Deborah Rayfield, Indian Trail Master Naturalist

 Summer is not yet a distant memory. With days in the 90’s and sparse rain showers, people and animals are still suffering from the dry, dusty doldrums.  In an attempt to give the resident birds a bit of a break, I draped the water hose over a tree limb letting the still dripping hose spill into the bird bath. To my amazement, within the minute, a “new” bird appeared at the bath.  (A “new” bird to a birder is one that has not been seen before in person.)  A striking male lesser goldfinch was taking advantage of the cool bath having been lured in by the sound of dripping water.

Water is a magnet for birds. There is no need to purchase massive birdbaths or sophisticated contraptions to join in the fun.  In fact, birds are most attracted to shallow pools of water, less than 3 inches deep.  When one of the bowls to my numerous baths broke, I purchased a glazed 14” diameter pot saucer for a replacement.  It’s shallow, colorful, easy to clean and durable.
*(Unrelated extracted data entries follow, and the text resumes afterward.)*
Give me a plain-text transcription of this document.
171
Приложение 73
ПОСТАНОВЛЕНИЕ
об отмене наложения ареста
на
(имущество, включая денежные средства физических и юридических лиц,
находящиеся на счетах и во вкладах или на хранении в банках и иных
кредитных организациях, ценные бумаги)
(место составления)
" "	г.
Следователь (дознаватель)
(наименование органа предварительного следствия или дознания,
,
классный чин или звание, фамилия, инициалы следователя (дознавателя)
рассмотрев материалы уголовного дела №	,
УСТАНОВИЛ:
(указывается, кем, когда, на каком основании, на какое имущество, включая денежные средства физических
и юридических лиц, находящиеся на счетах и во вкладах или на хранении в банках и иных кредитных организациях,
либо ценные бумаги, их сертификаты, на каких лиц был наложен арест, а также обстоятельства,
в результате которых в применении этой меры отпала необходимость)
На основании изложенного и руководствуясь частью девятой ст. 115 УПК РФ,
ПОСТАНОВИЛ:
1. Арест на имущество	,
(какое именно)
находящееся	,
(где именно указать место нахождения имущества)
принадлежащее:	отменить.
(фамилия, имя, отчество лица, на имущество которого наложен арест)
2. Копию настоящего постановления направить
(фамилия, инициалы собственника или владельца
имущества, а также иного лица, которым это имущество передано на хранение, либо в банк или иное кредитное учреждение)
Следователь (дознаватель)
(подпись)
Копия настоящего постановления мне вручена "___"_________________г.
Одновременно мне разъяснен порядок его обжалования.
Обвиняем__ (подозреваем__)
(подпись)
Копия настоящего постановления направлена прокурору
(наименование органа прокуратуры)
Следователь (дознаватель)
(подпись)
Leaving a hose to drip with water restrictions in place is not a good idea. Looking into store-bought solutions for a slow-dripping emitter was interesting, but costly. Maybe someday I will spring for the solid copper dragonfly sitting on the realistic but manmade rock, but not this day. So here’s what you do. Take note however, if you live in an area with a homeowner’s association, you might want to restrict this idea to the backyard – one with a tall fence.

Take a plastic, one-gallon milk jug with its cap and pierce a tiny hole near the center bottom with a pin. Pierce another tiny hole near the top, to let air into the jug. Insert a tiny screw in the bottom hole and the water will drip out at an excruciatingly slow pace. The birds will still investigate, but not linger. We had some drip irrigation tubing lying around, so next we stuck that in the bottom of the jug. The tubing was still connected to a drip emitter, but the drip was too fast. What to do?  Helpful husband sticks a wooden toothpick in the emitter. At a rate of one drip per second, the gallon jug will last for a couple of hours. Surprisingly, the toothpick is still holding up after a couple of weeks, no matter that a package of brand new slower drip emitters is sitting on the countertop.

It’s also helpful to hang this lovely jug from a shepherds’ hook instead of a tree limb. The hook should be positioned next to the bath so that wind does not interfere with the trajectory of the drip. At last, happy birds.

This afternoon, while sitting in my favorite rocker with a view to the birdbath, I witnessed another first from a birding perspective. A female cardinal was sitting at the water’s edge, seemingly mesmerized by the slow, refreshing drip. In the blink of an eye, a honey bee flew up beside her to take a drink. With a few bobs of the cardinal’s head, the honey bee disappeared. That sly cardinal didn’t even bother to take a sip afterwards to wash the buzzing bee down.